Respuesta :
Here in order to find out the distance between two planes after 3 hours can be calculated by the concept of relative velocity
[tex]v_{12} = v_1 - v_2[/tex]
here
speed of first plane is 700 mi/h at 31.3 degree
[tex]v_1 = 700 cos31.3\hat i + 700 sin31.3\hat j[/tex]
[tex]v_1 = 598.12\hat i + 363.7\hat j[/tex]
speed of second plane is 570 mi/h at 134 degree
[tex]v_2 = 570 cos134 \hat i + 570 sin134 \hat j[/tex]
[tex]v_2 = -396\hat i + 410\hat j[/tex]
now the relative velocity is given as
[tex]v_{12} = (598.12 + 396)\hat i + (363.7 - 410)\hat j[/tex]
[tex]v_{12} =994.12\hat i -46.3 \hat j[/tex]
now the distance between them is given as
[tex]d = v* t[/tex]
[tex]d = (994.12 \hat i - 46.3 \hat j)* 3[/tex]
[tex]d = 2982.36\hat i - 138.9\hat j [/tex]
so the magnitude of the distance is given as
[tex]d = \sqrt{2982.36^2 + 138.9^2}[/tex]
[tex]d = 2985.6[/tex] miles
so the distance between them is 2985.6 miles
Answer:
Planes are 2985.48 miles far after 3 hours.
Explanation:
Let right represents positive x- axis and up represent positive y - axis. Horizontal component is i and vertical component is j.
We have velocity of the first airplane is 700 m/h at an angle 31.3° to the horizontal.

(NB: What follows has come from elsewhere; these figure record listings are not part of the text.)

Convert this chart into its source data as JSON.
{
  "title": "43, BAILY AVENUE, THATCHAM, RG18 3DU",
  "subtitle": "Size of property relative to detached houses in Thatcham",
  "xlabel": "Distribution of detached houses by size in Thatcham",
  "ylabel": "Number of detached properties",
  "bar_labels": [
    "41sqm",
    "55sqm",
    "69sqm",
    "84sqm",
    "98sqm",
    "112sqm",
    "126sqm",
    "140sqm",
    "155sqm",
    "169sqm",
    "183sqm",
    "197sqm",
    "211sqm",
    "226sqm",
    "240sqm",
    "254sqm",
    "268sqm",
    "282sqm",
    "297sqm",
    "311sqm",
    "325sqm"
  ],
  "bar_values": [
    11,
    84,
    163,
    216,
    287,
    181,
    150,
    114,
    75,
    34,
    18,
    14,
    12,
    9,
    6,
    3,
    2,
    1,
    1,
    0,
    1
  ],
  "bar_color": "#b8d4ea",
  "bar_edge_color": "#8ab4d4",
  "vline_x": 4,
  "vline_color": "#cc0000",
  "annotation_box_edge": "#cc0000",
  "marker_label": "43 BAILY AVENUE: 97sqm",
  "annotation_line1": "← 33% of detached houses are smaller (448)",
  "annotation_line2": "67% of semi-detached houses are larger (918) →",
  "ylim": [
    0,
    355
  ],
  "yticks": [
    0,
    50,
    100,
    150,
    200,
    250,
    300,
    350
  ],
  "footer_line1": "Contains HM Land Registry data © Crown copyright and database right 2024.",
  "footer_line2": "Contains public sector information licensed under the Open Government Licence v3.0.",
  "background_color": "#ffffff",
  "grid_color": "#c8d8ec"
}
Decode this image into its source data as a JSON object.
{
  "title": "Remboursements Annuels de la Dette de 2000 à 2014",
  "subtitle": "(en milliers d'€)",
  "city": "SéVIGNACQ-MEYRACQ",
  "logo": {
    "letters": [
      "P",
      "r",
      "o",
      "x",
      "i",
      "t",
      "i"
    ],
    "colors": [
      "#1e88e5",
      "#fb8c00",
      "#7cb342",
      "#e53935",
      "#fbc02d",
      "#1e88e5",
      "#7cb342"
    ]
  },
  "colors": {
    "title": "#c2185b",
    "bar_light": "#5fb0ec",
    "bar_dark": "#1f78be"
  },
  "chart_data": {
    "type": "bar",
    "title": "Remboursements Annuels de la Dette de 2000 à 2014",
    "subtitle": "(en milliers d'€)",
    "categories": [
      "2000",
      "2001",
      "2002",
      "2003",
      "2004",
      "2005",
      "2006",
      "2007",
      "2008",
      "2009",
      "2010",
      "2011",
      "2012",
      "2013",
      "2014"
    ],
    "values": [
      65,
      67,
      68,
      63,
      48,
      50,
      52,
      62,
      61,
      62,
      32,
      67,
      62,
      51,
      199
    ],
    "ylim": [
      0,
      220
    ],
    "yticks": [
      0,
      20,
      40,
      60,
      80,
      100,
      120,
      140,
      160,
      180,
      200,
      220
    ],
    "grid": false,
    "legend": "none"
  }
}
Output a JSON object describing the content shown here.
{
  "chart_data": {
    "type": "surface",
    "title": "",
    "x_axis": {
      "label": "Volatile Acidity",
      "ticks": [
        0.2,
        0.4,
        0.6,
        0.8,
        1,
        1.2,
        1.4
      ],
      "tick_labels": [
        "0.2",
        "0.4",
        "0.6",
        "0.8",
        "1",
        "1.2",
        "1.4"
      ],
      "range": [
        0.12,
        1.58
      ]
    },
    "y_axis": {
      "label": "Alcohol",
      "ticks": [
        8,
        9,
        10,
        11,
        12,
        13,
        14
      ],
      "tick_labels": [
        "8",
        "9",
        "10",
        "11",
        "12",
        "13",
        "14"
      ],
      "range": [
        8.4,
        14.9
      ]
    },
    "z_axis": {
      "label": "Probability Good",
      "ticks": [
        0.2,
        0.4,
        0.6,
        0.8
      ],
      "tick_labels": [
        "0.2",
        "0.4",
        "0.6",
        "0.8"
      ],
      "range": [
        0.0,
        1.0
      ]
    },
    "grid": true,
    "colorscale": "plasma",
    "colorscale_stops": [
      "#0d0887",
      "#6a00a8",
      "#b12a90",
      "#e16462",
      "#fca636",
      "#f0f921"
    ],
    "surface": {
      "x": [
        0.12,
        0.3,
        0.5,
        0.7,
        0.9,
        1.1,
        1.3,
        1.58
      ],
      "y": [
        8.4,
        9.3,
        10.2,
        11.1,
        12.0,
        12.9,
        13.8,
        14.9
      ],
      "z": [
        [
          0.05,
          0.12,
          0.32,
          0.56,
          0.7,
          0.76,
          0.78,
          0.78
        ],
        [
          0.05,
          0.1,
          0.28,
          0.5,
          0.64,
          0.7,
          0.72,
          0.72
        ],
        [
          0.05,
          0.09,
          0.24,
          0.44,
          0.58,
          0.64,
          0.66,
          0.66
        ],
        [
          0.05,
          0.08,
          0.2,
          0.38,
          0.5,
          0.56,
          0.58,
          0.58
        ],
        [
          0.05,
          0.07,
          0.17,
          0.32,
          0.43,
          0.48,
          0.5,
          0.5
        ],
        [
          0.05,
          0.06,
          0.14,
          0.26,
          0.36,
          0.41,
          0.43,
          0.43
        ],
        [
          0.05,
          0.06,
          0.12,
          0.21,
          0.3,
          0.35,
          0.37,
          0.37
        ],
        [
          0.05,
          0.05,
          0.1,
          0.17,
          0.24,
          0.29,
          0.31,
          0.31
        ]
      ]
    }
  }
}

So Velocity of first plane = 700 cos 31.3 i + 700 sin 31.3 j
= (598.12 i + 363.66 j) m/h
We also have velocity of the second airplane is 570 m/h at an angle 134° to the horizontal.
Velocity of second plane = 570 cos 134 i + 570 sin 134 j
= (-395.96 i + 410.02 j) m/h
Displacement of first plane after 3 hours = Velocity * Time
= (598.12 i + 363.66 j) *3
= (1794.36 i + 1090.98 j) mi
Displacement of second plane after 3 hours = (-395.96 i + 410.02 j)*3
= (-1187.88 i + 1230.06 j) mi
Displacement vector between two planes = (1794.36 i + 1090.98 j) - (-1187.88 i + 1230.06 j)
= (2982.24 i - 139.08 j) mi
Magnitude of displacement = [tex]\sqrt{2982.24^2+(- 139.08)^2} =2985.48 mi[/tex]
So planes are 2985.48 miles far after 3 hours.